C++ specialise function on enum

Question

Is it possible to specialise a template function on an enum?

I've seen noted here a template function can be disabled if it isn't an enum, but is this possible whilst still allowing other types?

My example below shows specialisations for int, float, and enum (it doesn't compile because it tries to overload the enum version rather than specialising it). I feel I'm missing something obvious.

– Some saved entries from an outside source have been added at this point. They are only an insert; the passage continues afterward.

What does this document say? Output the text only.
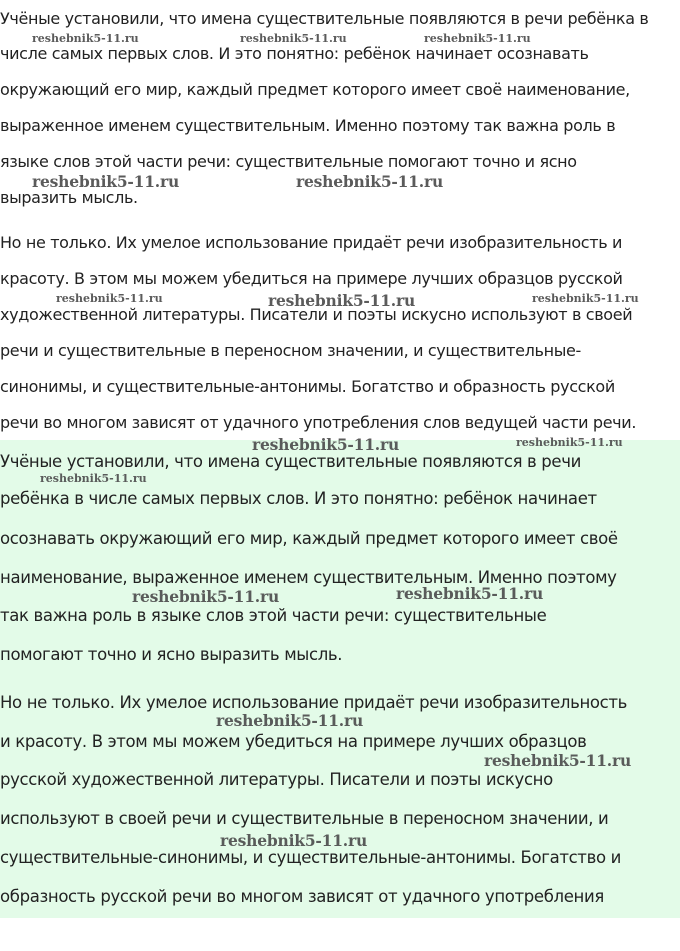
Учёные установили, что имена существительные появляются в речи ребёнка в
числе самых первых слов. И это понятно: ребёнок начинает осознавать
окружающий его мир, каждый предмет которого имеет своё наименование,
выраженное именем существительным. Именно поэтому так важна роль в
языке слов этой части речи: существительные помогают точно и ясно
выразить мысль.
Но не только. Их умелое использование придаёт речи изобразительность и
красоту. В этом мы можем убедиться на примере лучших образцов русской
художественной литературы. Писатели и поэты искусно используют в своей
речи и существительные в переносном значении, и существительные-
синонимы, и существительные-антонимы. Богатство и образность русской
речи во многом зависят от удачного употребления слов ведущей части речи.
Учёные установили, что имена существительные появляются в речи
ребёнка в числе самых первых слов. И это понятно: ребёнок начинает
осознавать окружающий его мир, каждый предмет которого имеет своё
наименование, выраженное именем существительным. Именно поэтому
так важна роль в языке слов этой части речи: существительные
помогают точно и ясно выразить мысль.
Но не только. Их умелое использование придаёт речи изобразительность
и красоту. В этом мы можем убедиться на примере лучших образцов
русской художественной литературы. Писатели и поэты искусно
используют в своей речи и существительные в переносном значении, и
существительные-синонимы, и существительные-антонимы. Богатство и
образность русской речи во многом зависят от удачного употребления
reshebnik5-11.ru	reshebnik5-11.ru	reshebnik5-11.ru
reshebnik5-11.ru	reshebnik5-11.ru
reshebnik5-11.ru	reshebnik5-11.ru	reshebnik5-11.ru
reshebnik5-11.ru	reshebnik5-11.ru
reshebnik5-11.ru
reshebnik5-11.ru	reshebnik5-11.ru
reshebnik5-11.ru
reshebnik5-11.ru
reshebnik5-11.ru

Note that I'm looking to specialise on any enum, not just a named one (EAnEnum in the example)

#include <iostream>

enum class EAnEnum
{
    Alpha,
    Beta,
};

template<typename T>
void MyFunc();

template<>
void MyFunc<int>()
{
    std::cout << "Int" << std::endl;
}

template<>
void MyFunc<float>()
{
    std::cout << "Float" << std::endl;
}

// MyFunc<Enum>
template<typename T>
typename std::enable_if<std::is_enum<T>::value, void>::type MyFunc()
{
    std::cout << "Enum" << std::endl;
}

int main()
{
    MyFunc<EAnEnum>();
    return 0;
}

Answer 1

You cannot partially specialize a function template, but can you just let it forward to a class template.

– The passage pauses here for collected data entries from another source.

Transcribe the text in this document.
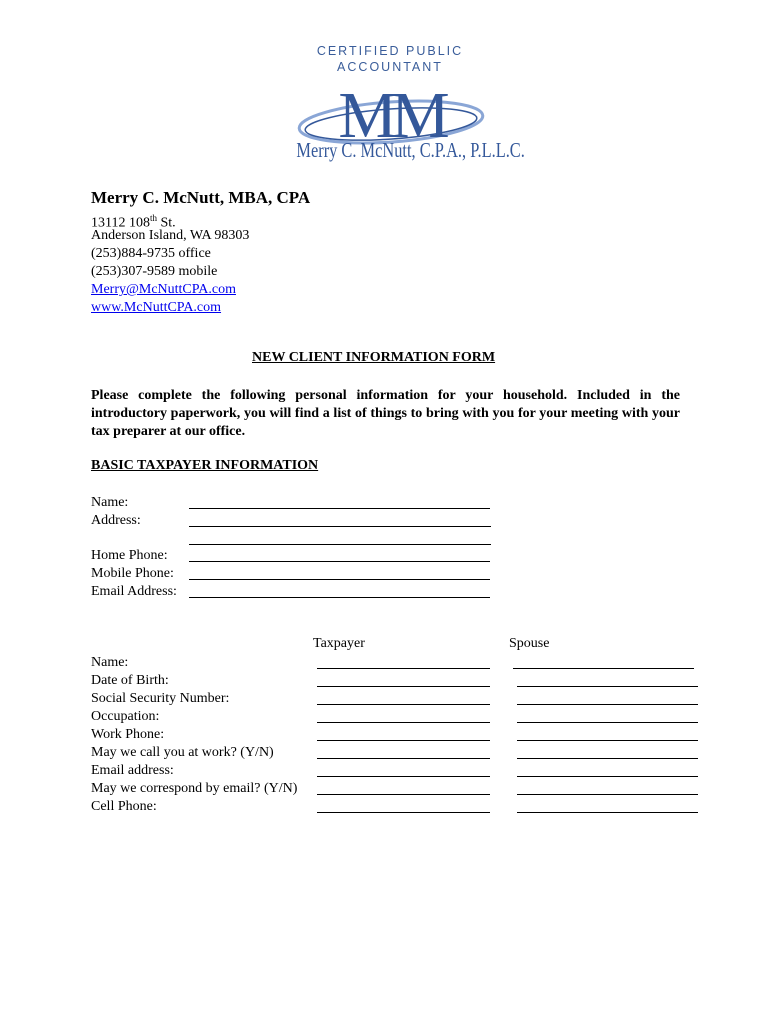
CERTIFIED PUBLIC
ACCOUNTANT
MM
Merry C. McNutt, C.P.A., P.L.L.C.
Merry C. McNutt, MBA, CPA
13112 108th St.
Anderson Island, WA 98303
(253)884-9735 office
(253)307-9589 mobile
Merry@McNuttCPA.com
www.McNuttCPA.com
NEW CLIENT INFORMATION FORM
Please complete the following personal information for your household. Included in the introductory paperwork, you will find a list of things to bring with you for your meeting with your tax preparer at our office.
BASIC TAXPAYER INFORMATION
Name:
Address:
Home Phone:
Mobile Phone:
Email Address:
Taxpayer	Spouse
Name:
Date of Birth:
Social Security Number:
Occupation:
Work Phone:
May we call you at work? (Y/N)
Email address:
May we correspond by email? (Y/N)
Cell Phone:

Since your function doesn't have arguments that's particularly easy:

#include <iostream>
#include <type_traits>

namespace impl {
    using namespace std;

    template< class Type, bool is_enum_ = is_enum<Type>::value >
    struct Foo;

    template< class Type >
    struct Foo<Type, true>
    { void func() { cout << "Enum" << endl; } };

    template<>
    struct Foo<int>
    { void func() { cout << "Int" << endl; } };

    template<>
    struct Foo<float>
    { void func() { cout << "Float" << endl; } };

}  // namespace impl

template< class Type >
void foo()
{ impl::Foo<Type>().func(); }

auto main()
    -> int
{
    enum class An_enum
    {
        alpha, beta,
    };

    foo<An_enum>();
    foo<int>();
    foo<float>();
    #ifdef TEST
        foo<char>();    //! Doesn't compile.
    #endif
}

With arguments you can use “perfect forwarding” (which isn't all that perfect, really, but usually good enough) via std::forward.

Answer 2

You cannot partially specialize a function, but you can use tag dispatching instead.
It follows a minimal, working example based on the OP's question:

#include <iostream>
#include<type_traits>

enum class EAnEnum
{
    Alpha,
    Beta,
};

template<typename>
struct tag {};

void MyFunc(tag<int>)
{
    std::cout << "Int" << std::endl;
}

void MyFunc(tag<float>)
{
    std::cout << "Float" << std::endl;
}

void MyFunc(tag<EAnEnum>)
{
    std::cout << "Enum" << std::endl;
}

template<typename T>
void MyFunc() {
    MyFunc(tag<std::decay_t<T>>{});
}

int main()
{
    MyFunc<EAnEnum>();
    return 0;
}

You can easily add a parameter pack to be forwarded to the right MyFunc and still use this technique to solve your problem.
Of course, you can now specialize for any enum.
You can also provide a fallback MyFunc as:

template<typename T>
void MyFunc(tag<T>)
{
    std::cout << "Fallback" << std::endl;
}

If you want a fallback for all the possible enum types, you can now rely on SFINAE, for these are different overloaded functions:

template<typename T>
std::enable_if_t<std::is_enum<T>::value>
MyFunc(tag<T>)
{
    std::cout << "Fallback for enums only" << std::endl;
}

Note that you should not use directly the implications of MyFunc that accept a tag specialization as an entry point.
Those are meant as internal functions.
Use instead the generic one, as shown in the example.